Deux thérapies cellulaires par des lymphocytes T génétiquement modifiés sont aujourd’hui possibles dans le cadre d’ATU (Autorisation Temporaire d’Utilisation). Leurs bénéfices sont très nets sur le taux de rémission, mais leur administration expose à

des effets secondaires sévères qui imposent un cadre strict.

 Les CAR-T cells sont des cellules immunitaires fabriquées à partir des lymphocytes T du patient génétiquement modifiés par des vecteurs viraux codant pour un récep-teur antigénique chimérique (CAR : chimeric antigen receptor).

Cela leur permet d’exprimer à leur surface un récepteur qui reconnaît directement les cellules cancéreuses, comme le ferait un anticorps, et qui déclenche leur activation, aboutissant à la mort de la cellule cancéreuse.
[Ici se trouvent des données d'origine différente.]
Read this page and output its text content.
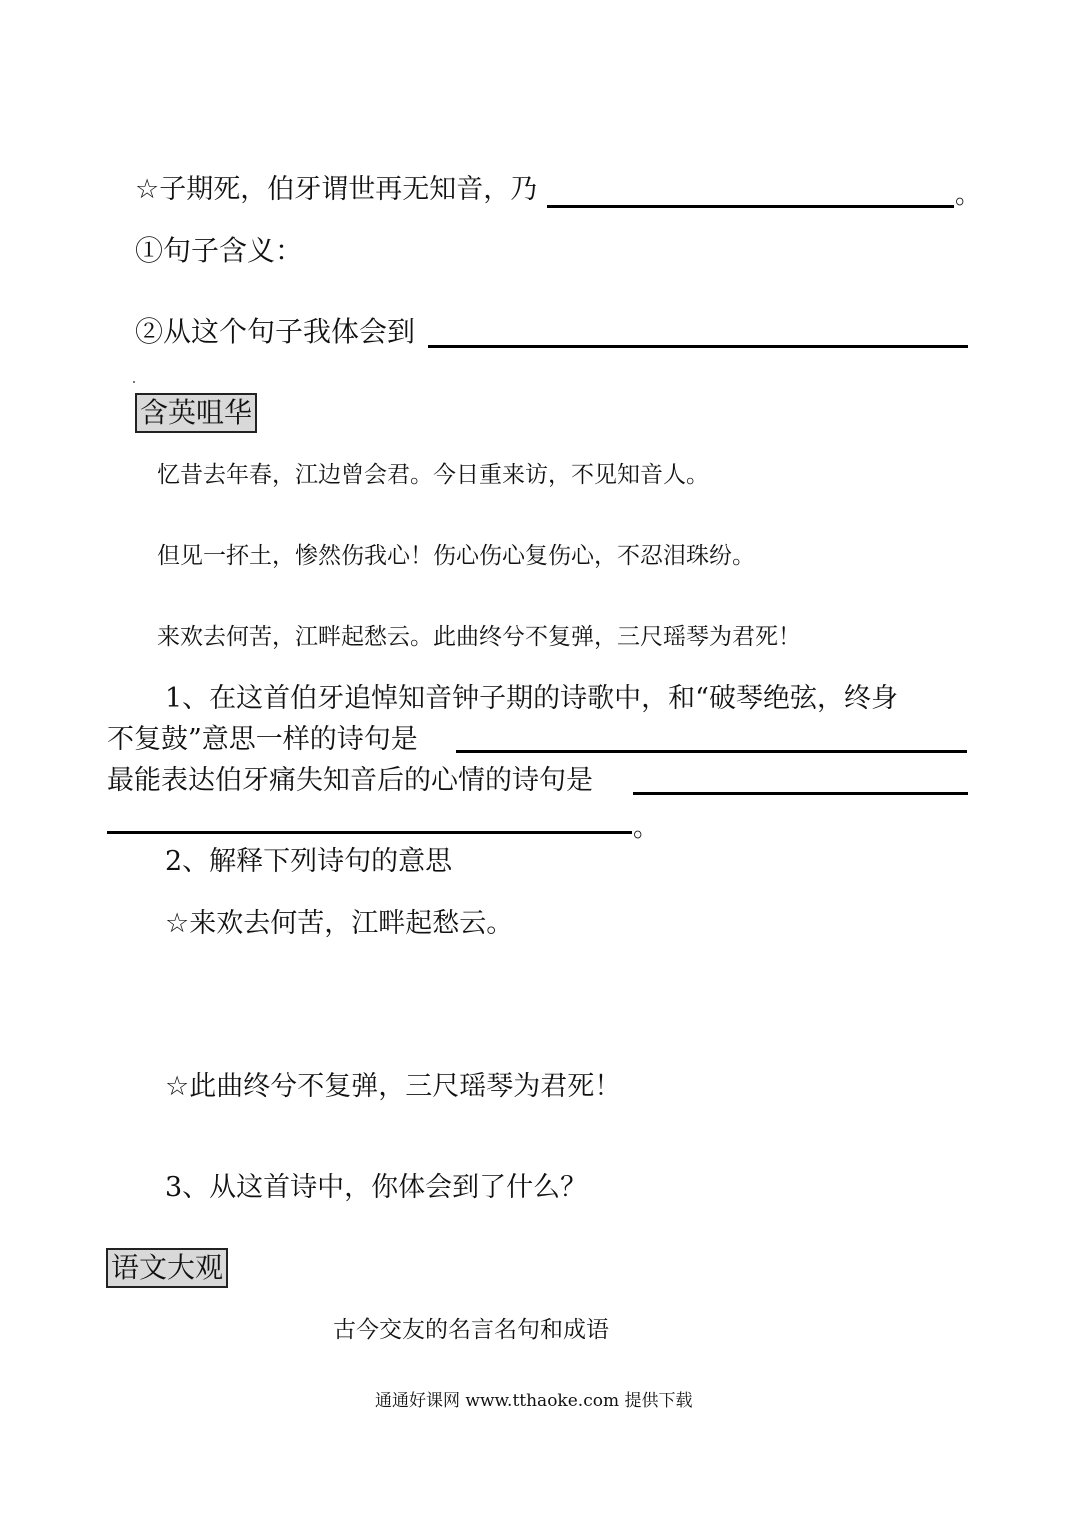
☆子期死，伯牙谓世再无知音，乃	。
①句子含义：
②从这个句子我体会到
含英咀华
忆昔去年春，江边曾会君。今日重来访，不见知音人。
但见一抔土，惨然伤我心！伤心伤心复伤心，不忍泪珠纷。
来欢去何苦，江畔起愁云。此曲终兮不复弹，三尺瑶琴为君死！
1、在这首伯牙追悼知音钟子期的诗歌中，和“破琴绝弦，终身
不复鼓”意思一样的诗句是
最能表达伯牙痛失知音后的心情的诗句是
。
2、解释下列诗句的意思
☆来欢去何苦，江畔起愁云。
☆此曲终兮不复弹，三尺瑶琴为君死！
3、从这首诗中，你体会到了什么？
语文大观
古今交友的名言名句和成语
通通好课网 www.tthaoke.com 提供下载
Cette nouvelle approche thérapeutique est aujourd’hui proposée dans deux hémopathies lymphoïdes de la lignée B: les leucémies aiguës lymphoblastiques en rechute ou réfractaires chez les moins de 25 ans, et les lymphomes à grandes cellules en rechute ou réfractaires de l’adulte. Ces premières thérapies cellulaires, qui ciblent l’antigène CD19, sont utilisées depuis l’été dernier dans le cadre de deux ATU de cohorte, délivrées peu avant leur agrément européen.

« Dans les deux indications des ATU, ces traitements sont utilisés dans des formes évolutives de ces maladies, face auxquelles nous sommes relativement démunis », souligne le Pr Nicolas Boissel (Paris).
Leurs bénéfices sont très nets : dans les leucémies aiguës lymphoblastiques par exemple, le taux de rémission complète est de l’ordre de 80 %, alors qu’il est de 10 à 20 % avec la chimiothérapie. « Il s’agit donc d’un progrès majeur pour les patients ayant une maladie avancée, dont l’espérance de vie n’est que de quelques mois avec  les traitements actuels. Mais cette nouvelle approche thérapeutique comporte plusieurs défis », met en garde le spécialiste.

Gérer la toxicité et le taux d’immunoglobulines

Le premier défi est d’éviter la progression de la maladie durant le délai de fabrication des cellules CAR-T, qui est actuellement de six à douze semaines, même s’il tend à diminuer.

Le deuxième défi est la gestion de la toxicité. En effet, l’administration de ce traitement, effectuée après une chimiothérapie lymphodéplétive, expose à deux toxicités aiguës pouvant mettre en jeu le pronostic vital : un syndrome de relargage des cytokines, survenant dans les sept à dix jours, pouvant entraîner une défaillance d’organes, et des troubles neurologiques, aphasie, encéphalopathie, voire crises convulsives et œdème cérébral, qui eux peuvent survenir plus tardivement. Dans certains essais, les formes graves de ces complications concernent jusqu’à 50 % des patients, et nécessitent une coordination étroite entre les services d’hématologie et de réanimation médicale.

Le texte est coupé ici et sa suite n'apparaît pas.